• Classes
  • 06 - Message Broker

Message Broker

Introduction

An ML application will usually be made up of several interconnected parts. We have already seen in previous classes how to create an API, so applications that need prediction by an ML model can access a specific route.

We have also seen that a model can read data and write prediction results to a DBMS (database management system).

Message Broker

Today we will see how to work with message brokers. A message broker is a middleware software component that allows applications to exchange messages asynchronously. It acts as an intermediary to route messages between publishers and subscribers.

Think, for example, of an ML model that analyzes a store's delivery data for complaint prevention.

Suppose that, for some deliveries, he recommends sending a message explaining the situation (reason for the delay). This sending (Telegram, Email, WhatsApp) will not be done by the ML model and will require calling an extra application.

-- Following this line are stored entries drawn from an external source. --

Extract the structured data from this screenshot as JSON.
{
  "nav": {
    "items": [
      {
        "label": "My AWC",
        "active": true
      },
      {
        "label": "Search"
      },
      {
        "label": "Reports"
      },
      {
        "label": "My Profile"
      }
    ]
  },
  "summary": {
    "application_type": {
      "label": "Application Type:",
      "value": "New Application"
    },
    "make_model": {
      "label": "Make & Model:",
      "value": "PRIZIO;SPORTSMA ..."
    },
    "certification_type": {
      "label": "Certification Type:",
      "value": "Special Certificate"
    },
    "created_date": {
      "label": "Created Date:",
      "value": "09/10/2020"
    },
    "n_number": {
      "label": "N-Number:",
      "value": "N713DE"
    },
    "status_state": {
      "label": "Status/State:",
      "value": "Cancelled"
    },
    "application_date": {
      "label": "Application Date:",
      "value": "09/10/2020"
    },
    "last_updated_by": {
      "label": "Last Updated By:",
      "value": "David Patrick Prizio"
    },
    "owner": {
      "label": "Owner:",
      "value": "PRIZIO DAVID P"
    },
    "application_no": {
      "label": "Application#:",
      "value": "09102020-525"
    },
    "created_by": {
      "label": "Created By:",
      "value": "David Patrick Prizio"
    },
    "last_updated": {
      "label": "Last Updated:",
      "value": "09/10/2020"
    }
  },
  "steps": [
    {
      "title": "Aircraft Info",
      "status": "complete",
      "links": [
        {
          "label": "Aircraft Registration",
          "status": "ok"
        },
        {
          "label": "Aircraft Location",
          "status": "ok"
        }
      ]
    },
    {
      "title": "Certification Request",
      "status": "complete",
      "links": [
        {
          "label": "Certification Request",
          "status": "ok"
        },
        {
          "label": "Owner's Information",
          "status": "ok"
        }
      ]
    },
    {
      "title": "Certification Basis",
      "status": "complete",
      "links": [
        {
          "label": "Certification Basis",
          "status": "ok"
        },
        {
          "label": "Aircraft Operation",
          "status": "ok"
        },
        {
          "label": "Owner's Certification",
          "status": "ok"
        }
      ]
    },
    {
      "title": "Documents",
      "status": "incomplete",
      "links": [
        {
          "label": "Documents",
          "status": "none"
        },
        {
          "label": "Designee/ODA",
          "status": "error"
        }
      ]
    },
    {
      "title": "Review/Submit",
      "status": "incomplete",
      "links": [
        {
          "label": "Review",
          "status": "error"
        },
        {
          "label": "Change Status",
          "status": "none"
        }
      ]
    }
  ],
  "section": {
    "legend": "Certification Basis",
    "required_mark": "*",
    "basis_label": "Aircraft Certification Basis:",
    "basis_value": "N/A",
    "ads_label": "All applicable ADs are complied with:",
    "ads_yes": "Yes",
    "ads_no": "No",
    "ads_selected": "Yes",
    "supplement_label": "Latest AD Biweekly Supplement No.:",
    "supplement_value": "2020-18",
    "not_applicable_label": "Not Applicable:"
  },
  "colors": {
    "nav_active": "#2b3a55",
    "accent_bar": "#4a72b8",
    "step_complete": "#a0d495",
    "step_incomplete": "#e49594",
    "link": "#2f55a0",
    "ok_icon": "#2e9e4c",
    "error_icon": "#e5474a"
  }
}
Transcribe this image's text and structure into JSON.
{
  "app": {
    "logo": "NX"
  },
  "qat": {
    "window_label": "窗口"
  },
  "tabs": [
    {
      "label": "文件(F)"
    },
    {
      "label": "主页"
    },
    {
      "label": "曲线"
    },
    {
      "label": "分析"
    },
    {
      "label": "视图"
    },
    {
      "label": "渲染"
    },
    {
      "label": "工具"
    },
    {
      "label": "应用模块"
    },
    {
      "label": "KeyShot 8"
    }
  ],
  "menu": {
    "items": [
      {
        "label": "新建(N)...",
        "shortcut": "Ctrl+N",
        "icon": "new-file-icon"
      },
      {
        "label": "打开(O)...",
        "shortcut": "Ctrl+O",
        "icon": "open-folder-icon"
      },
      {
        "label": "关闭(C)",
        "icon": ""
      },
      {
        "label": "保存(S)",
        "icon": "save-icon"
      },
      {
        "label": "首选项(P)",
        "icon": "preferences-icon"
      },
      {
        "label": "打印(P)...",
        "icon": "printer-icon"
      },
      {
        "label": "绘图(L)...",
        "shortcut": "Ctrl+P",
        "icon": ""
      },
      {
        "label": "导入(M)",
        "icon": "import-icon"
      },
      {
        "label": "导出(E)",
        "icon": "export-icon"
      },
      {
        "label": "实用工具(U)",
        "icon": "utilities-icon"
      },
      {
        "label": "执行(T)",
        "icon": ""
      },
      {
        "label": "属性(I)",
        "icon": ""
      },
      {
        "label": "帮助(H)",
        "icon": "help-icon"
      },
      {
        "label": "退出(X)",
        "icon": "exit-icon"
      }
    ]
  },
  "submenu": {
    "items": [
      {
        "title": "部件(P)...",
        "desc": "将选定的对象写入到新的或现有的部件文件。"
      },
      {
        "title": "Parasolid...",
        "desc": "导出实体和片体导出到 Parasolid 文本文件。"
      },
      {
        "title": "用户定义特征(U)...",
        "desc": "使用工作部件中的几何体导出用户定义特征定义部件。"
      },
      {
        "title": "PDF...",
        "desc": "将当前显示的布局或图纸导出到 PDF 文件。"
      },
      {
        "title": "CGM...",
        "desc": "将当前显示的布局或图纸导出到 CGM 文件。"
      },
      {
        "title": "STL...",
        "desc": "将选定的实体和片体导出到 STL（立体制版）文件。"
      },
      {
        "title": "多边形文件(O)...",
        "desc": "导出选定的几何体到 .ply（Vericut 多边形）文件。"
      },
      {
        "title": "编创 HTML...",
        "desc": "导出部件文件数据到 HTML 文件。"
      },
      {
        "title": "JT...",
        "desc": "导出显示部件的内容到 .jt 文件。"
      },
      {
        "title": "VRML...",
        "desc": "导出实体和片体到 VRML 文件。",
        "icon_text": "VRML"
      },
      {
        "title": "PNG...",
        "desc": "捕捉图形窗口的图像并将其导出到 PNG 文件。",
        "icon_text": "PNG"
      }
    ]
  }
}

An alternative is to add the model's predict result to a queue, so that the sending application (Telegram, Email, WhatsApp) handles the messages according to their availability. The application responsible for managing this queue is the message broker.

Question 1

Could the message broker be used to create a queue of JSON from customers for a model to process? For example:

{
    "age": 42,
    "job": "entrepreneur",
    "marital": "married",
    "education": "primary",
    "balance": 558,
    "housing": "yes",
    "duration": 186,
    "campaign": 2
}

Answer

Yes! In general, the message broker does not care about the actual message content or format. Messages can contain serialized objects, JSON strings, binary files - essentially any type of content that can be serialized into a byte stream.

Advantages

The main advantages of using message brokers are:

  • Asynchronous communication: messages can be sent and received asynchronously. This allows work to be queued when systems are overloaded and prevents failures from stopping the flow of work.

  • Decoupling of services/applications: a message broker allows different parts of a distributed system to communicate without the need of direct knowledge of each other.

  • Scalability: more consumers/producers can be added easily without modifying code as load increases.

  • Reliability: message brokers guarantee at-least-once delivery of messages, so messages aren't lost if a receiver fails.

  • Durability: messages can survive recipient or broker failures through persistent storage and retries.

  • Location transparency: services remain agnostic to location or availability of other services using the broker.

  • Manageability: brokers provide centralized tools for administration, monitoring and management of messaging infrastructure.

Alternatives

There are several message broker that we could use, such as:

  • RabbitMQ
  • Apache Kafka
  • Azure Service Bus
  • AWS SQS/SNS

In this class, we will work with RabbitMQ.